Davis took her hands in his and leaned forward. "Wraiths win by exploiting our negative emotions. Anger, jealousy, grief…"
Erin nodded, her eyes on his hands as they held hers. A man's hands had always been fascinating to her. Large knuckles, long fingers, skin that felt soft to the touch, but looked porous and rough. Capable hands. Davis had a man's hands. "So we hold them off with happy thoughts."
"Essentially, yes, but not just any happy thoughts. Not when he's standing over you and feeding you terror with his appearance and the sounds of souls from their collective."
She jerked back. "Those are real?"
"They don't talk. They are created from rage and terror to inspire rage and terror. The screams are the externalization of what they hold inside them."
Her hands tightened on his, drawing her gaze as she absorbed his words. She'd resisted becoming a wraith when it was just her own feelings she was fighting, but what he described was very much a battle with emotions becoming the weapons. "So which happy memories are good enough?"

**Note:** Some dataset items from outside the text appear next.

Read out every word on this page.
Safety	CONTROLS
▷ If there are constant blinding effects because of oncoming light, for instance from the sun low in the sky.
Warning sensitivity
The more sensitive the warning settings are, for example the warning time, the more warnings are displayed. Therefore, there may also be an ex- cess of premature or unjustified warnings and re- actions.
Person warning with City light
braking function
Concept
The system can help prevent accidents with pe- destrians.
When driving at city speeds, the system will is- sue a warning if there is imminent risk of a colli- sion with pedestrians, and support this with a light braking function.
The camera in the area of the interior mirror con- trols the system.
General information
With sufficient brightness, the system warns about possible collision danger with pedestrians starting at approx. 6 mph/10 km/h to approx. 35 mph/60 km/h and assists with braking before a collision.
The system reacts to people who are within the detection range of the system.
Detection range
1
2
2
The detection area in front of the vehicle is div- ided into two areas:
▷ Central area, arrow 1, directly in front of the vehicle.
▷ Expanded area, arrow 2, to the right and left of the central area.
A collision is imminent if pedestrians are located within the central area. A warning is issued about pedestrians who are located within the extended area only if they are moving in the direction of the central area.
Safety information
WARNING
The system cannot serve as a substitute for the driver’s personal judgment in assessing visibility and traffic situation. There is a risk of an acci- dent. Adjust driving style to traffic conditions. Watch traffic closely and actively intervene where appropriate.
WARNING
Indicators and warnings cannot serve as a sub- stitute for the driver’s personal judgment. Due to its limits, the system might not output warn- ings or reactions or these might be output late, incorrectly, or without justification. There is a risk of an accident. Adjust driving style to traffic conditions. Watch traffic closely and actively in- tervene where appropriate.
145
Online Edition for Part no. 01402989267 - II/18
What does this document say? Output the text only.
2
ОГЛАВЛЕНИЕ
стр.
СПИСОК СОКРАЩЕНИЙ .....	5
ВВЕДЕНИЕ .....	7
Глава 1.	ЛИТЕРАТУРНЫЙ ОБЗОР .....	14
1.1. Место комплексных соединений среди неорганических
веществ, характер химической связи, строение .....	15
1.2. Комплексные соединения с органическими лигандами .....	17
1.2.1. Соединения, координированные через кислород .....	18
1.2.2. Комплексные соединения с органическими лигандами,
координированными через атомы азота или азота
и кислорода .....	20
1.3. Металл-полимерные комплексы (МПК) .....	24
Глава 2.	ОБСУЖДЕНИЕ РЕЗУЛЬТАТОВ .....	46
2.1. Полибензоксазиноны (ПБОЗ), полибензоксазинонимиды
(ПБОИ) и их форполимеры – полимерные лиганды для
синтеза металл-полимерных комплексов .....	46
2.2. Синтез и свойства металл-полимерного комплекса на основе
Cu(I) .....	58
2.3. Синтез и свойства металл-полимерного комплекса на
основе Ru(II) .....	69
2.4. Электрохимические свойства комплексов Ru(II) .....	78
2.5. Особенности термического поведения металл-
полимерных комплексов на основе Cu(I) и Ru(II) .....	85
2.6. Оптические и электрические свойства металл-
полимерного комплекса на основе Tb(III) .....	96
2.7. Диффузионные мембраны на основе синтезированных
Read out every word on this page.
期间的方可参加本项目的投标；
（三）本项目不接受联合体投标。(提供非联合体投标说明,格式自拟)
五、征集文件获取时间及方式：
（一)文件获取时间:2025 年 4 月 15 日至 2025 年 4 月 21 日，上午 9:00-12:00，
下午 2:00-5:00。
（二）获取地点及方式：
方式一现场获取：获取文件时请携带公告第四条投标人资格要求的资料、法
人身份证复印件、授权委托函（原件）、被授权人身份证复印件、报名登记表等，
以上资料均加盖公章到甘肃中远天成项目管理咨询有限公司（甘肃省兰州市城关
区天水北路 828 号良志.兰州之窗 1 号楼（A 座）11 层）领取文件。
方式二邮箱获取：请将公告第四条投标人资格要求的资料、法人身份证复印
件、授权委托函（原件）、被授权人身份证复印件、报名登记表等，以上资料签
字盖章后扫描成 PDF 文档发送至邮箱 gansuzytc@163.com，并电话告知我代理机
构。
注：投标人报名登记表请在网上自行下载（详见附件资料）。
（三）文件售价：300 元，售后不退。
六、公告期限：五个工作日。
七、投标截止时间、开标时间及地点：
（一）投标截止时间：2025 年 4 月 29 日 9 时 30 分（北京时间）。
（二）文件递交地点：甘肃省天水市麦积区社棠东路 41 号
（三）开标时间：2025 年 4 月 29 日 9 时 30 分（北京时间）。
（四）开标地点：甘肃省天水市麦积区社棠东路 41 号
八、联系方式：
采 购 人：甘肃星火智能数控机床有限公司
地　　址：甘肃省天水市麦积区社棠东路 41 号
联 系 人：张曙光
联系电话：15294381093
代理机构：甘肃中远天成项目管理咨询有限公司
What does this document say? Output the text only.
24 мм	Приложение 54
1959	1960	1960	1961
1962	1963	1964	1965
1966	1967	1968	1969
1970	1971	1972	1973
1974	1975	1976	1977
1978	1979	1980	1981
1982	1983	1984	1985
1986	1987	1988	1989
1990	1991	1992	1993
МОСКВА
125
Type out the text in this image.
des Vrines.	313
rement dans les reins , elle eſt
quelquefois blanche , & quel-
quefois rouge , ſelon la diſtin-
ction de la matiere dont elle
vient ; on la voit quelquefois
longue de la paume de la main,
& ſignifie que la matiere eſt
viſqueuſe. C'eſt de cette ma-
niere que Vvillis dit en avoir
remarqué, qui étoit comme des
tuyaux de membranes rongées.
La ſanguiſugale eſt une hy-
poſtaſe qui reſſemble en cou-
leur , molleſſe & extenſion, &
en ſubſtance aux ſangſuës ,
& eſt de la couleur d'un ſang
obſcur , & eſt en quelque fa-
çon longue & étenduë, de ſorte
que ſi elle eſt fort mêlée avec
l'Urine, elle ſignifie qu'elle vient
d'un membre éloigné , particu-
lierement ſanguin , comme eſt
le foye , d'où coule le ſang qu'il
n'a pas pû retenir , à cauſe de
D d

"Usually the most exciting moments of a person's life. The birth of a child, marriage…" His words trailed off as if he just realized what he was saying and didn't know how to continue.
"And if you didn't live long enough for either of those?"
"Pick others. Moments you've won, when you've felt accomplished. When you had fun with a friend, graduated, got your license, fell in love." He looked around as if searching for more examples. "Whatever made you the happiest, it has to be a memory that will feed you despite your worst moments in life."
"And if I fail and the negative emotions overtake me, I am assimilated."
"That is one of the effects, yes."
"What else is there?"
"Once they have you, they have a tie to everyone you loved and/or who ever loved you. They become living batteries to constantly feed grief, despair and defeat to the wraiths. Until the battery runs out."